Dr. Allyson Brooks, a Hoag doctor since 1993, said that the Irvine hospital model is designed so that families can get several types of care without leaving the community. Patients can receive screening, imagery, consultations in the doctor, surgery and access to clinical trials-all on the same campus, she said.
Brooks, who heads the Hoag Women’s Health Institute, said that she is considering that the Sun family campus “will allow women to feel that we can take care of them in one place, she and her children, her spouse or her partner in life, her parents, so that the family does not need to leave the community where they live, where they work, where they have links and support.”
“I think the most important thing is that people will not need to leave the house, they will not need to leave Orange County. They will be able to come here, and they can arrive here from 405 or 5 or 133 or they will be able to fly as a destination at John Wayne airport, “she added. “So we see him as something for the whole family.”

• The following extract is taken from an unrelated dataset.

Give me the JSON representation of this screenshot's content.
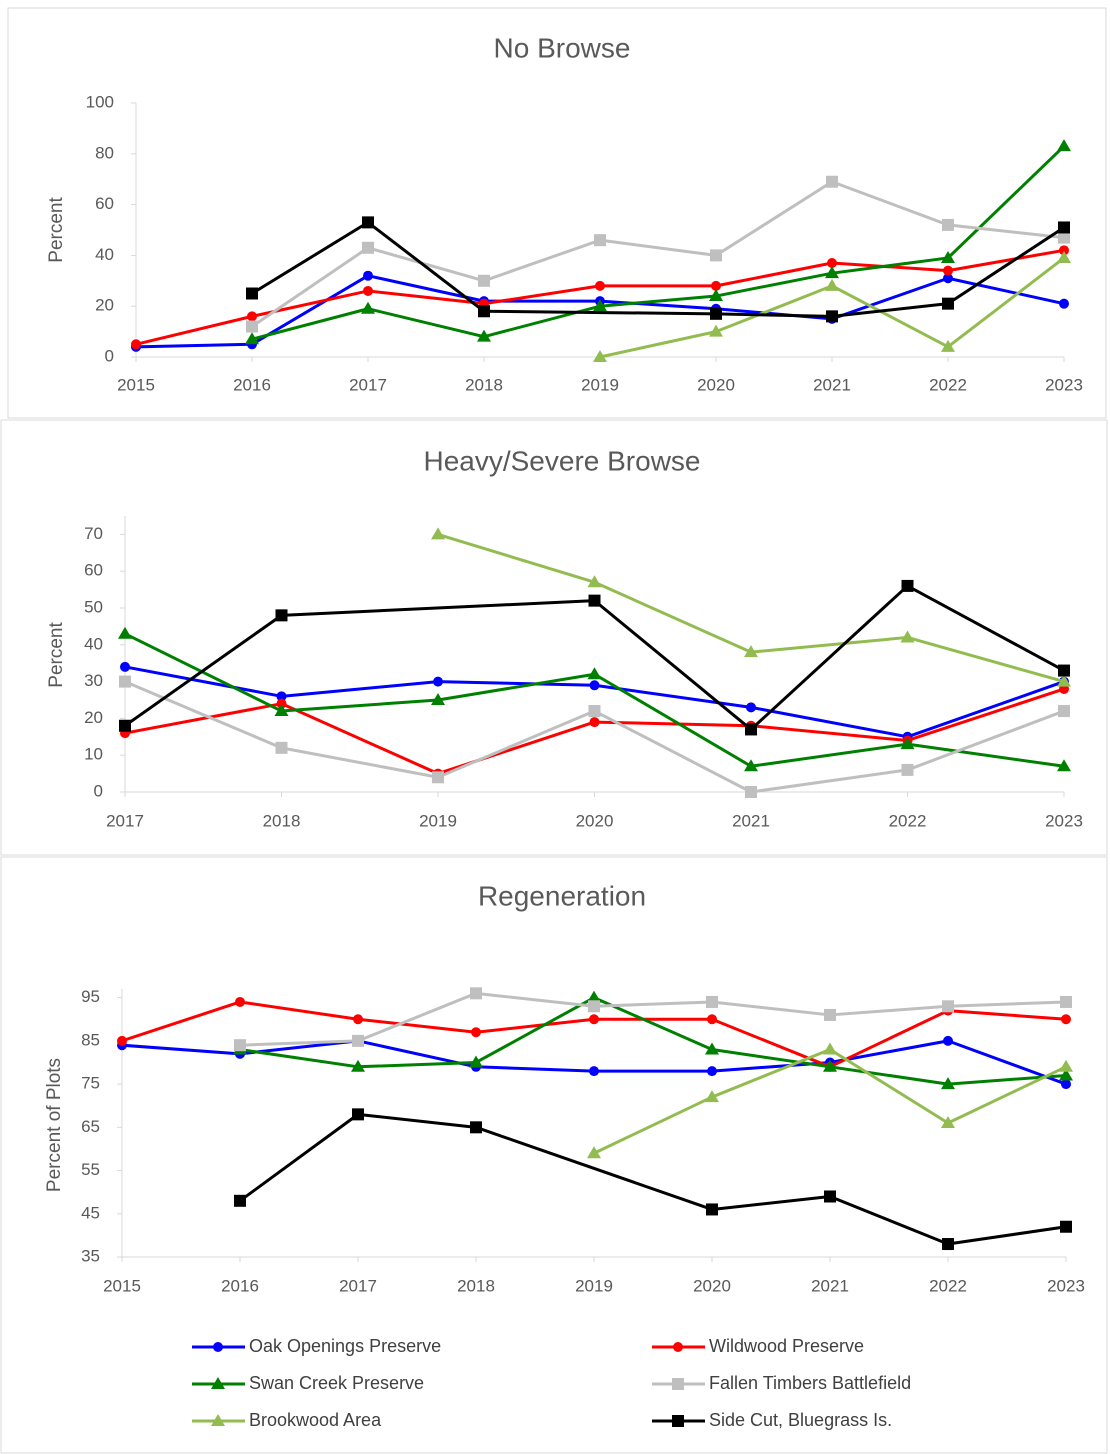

Beyond the treatment, HOAG plans to extend preventive care, have underlined the doctors.
Dr. Kenneth Chang joined Hoag last summer of UC Irvine with the ambitious objective of launching the largest digestive health institute of the County Orange, transforming the community hospital into chief research and, ultimately, to eliminate cancer from esophagus and colon in the County of Orange.
And it starts with preventive care, focusing on the symptoms he calls “pre-cancerous” and “pre-prone”, such as obesity, diabetes and even stomach burns.
“Looking at (cancer), for example, a community point of view, obviously, a person moving in the door with various cancers, we will strive to provide all the treatments, the standard of care, clinical trials for a phase 1, 2, 3 cancer. But we dream more than that.
The idea is that the new weight and the metabolic center of Hoag offer the full spectrum of care in one place, behavioral support and mental health with intelligent food choices and meals preparation, as well as endoscopic and surgical procedures, so that when a patient enters, he receives care “without having to worry about the center of this person to exploit”, said Chang.
Preventive care can also be simpler, he said.
Chang said Hoag’s marketing team had created a free 20 -questions assessment that anyone can end online or via an application. The tool will assess the risk of a person to develop cancer and other conditions, then provide advice according to their level of risk.
The tool will be able to offer personalized recommendations, food and medication exercise, including what to eat, what not to eat and how to eat.
Chang said Hoag also adopts care for the ethnic composition of his surrounding community. He noted that liver and stomach cancers disproportionately affect the Asian population, unlike the higher cancers of the American population, which are the lung, the colon and the pancreatic.
“Our leadership is about to look at this and provide this kind of care, education, awareness, and once again, the same depth of care that you would see in high-level hospitals in Asia,” he said. “So our advanced liver program is hyper focused on liver cancer (hepatocellular carcinoma) and how to detect it, how to detect it, how to treat it minimal, to surgery and so on.”
Grossman says that this kind of attention helped Hoag recruit the best doctors from across the country.
“People just want to come here,” he said, “that I speak to doctoral researchers, doctors, scientific doctors, advanced practice suppliers, there is something magnetic in this place.”